Nope, sorry. It would rely on knowing the precise configuration *and*
the user intent of using zram which is far beyond the scope of zram or
zsmalloc itself. It could be a VM, a phone with only 256MB RAM and
slow storage, it could be a device with 2TB RAM but no fast local
storage.. whether using it as a compressed block device or a swap
device that is compressed, you can never know inside the driver what
the real use it except the kernel build time config.

All we can know in zram, at build time, is whether we're configuring
for SMP, UP-on-SMP, or UP (!SMP) and which code path makes more sense
to build (ideally, SMP and UP would run the pagetable mapping code
alike). If we can make the pagetable mapping code compile on UP
without the above patch being required, and it has the same effect,
then this would be the best solution. Then the code needs to be fixed
for proper operation on SMP anyway.

If there are still a bunch of export problems with an alternate method
of flushing the tlb for a range of kernel memory exposed by trying a
different way around, this is just proving an issue here that the ARM
guys disagree that things that can be built as modules should be doing
such things, or that the cpu_tlb.flush_kernel_range vs.
v7wbi_tlb_flush_kernel_range export thing is confusing as crap at the
very least in that the CPU topology model the kernel lives by and is
compiled for at build time causes build breakages if you don't want
(or have) your driver to be knowledgable of the differences :)

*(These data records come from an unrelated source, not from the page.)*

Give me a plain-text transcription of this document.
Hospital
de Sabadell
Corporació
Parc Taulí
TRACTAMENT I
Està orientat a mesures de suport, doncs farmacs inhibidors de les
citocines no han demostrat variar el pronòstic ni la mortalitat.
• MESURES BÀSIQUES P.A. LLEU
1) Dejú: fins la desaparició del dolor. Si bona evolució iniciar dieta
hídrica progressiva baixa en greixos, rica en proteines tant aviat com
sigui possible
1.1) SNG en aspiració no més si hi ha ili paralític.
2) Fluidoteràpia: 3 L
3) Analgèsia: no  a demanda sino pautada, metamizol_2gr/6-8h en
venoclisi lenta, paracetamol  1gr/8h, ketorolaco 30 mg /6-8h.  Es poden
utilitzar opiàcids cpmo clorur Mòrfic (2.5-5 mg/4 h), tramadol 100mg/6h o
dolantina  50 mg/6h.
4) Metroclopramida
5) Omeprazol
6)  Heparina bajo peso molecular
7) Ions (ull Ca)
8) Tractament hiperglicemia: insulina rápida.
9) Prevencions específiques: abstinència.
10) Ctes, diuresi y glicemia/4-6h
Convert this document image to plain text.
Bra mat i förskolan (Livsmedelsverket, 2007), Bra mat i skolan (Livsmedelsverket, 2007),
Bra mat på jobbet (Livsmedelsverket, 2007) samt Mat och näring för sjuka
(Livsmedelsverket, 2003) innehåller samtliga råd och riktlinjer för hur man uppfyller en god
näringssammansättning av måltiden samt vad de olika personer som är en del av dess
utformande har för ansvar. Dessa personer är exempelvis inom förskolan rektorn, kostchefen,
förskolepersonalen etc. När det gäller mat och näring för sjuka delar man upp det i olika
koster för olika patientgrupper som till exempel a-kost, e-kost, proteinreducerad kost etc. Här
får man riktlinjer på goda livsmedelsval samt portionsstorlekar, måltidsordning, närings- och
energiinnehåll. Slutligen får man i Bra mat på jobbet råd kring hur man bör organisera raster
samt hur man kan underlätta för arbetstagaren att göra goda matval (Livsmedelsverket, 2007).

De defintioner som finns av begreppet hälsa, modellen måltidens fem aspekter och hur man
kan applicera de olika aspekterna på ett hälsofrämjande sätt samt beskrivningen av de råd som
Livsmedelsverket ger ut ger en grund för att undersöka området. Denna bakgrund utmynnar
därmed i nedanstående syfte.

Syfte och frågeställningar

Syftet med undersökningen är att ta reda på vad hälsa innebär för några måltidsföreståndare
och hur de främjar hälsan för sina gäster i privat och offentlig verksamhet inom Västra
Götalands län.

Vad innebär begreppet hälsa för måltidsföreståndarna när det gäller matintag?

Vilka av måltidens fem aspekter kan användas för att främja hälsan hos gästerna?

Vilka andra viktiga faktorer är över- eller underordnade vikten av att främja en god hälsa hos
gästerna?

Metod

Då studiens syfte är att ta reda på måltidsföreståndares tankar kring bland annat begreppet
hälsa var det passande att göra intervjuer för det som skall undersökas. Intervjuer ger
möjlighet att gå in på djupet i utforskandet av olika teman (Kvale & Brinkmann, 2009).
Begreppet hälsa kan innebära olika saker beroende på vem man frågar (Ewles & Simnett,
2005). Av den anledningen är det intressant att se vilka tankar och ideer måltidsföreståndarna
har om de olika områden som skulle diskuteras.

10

>> can build for SMP and UP and get the same code.. with less bugs.
>
> I get that you want to have this fixed right now.

Somewhat. It is not urgent, since I fixed it "for now" in my tree, I
am just worried that if that "fix" goes upstream it hides a real, more
important issue here.

I am mostly only concerned about whether zram as swap in any
configuration causes any issues with performance on my system, as I
would *like* to use it. We have noticed in the past (when it was
compcache, and zram before the xsmalloc ->zsmalloc/zcache2 rewrite)
that it did make a difference. Given the changes I just wanted to be
sure. We have some acceptably performing storage but limited RAM, so
there has to be a happy medium between reserving an in-memory
compressed block device and an amount of real disk swap in the back,
for use cases such as webservers with high number of connections, web
browsers with high numbers of tabs, media playback and suchlike.
Compression obviously takes CPU time, but swapping to disk blocks, so
keeping the system feeling smooth from a UX point of view while
allowing them to do a tiny bit more is what we're looking for. As I
said, we saw great benefits a couple years ago, a year ago, I just
wanted to pull some benchmarks from a current kernel. I was not under
the impression, though, that this code would FTBFS on my preferred
kernel configuration :D

> fixed the right way is a better choice. Lets discuss that first
> before we start tossing patches to disable parts of it.

Agreed.

-- 
Matt Sealey <matt at genesi-usa.com>
Product Development Analyst, Genesi USA, Inc.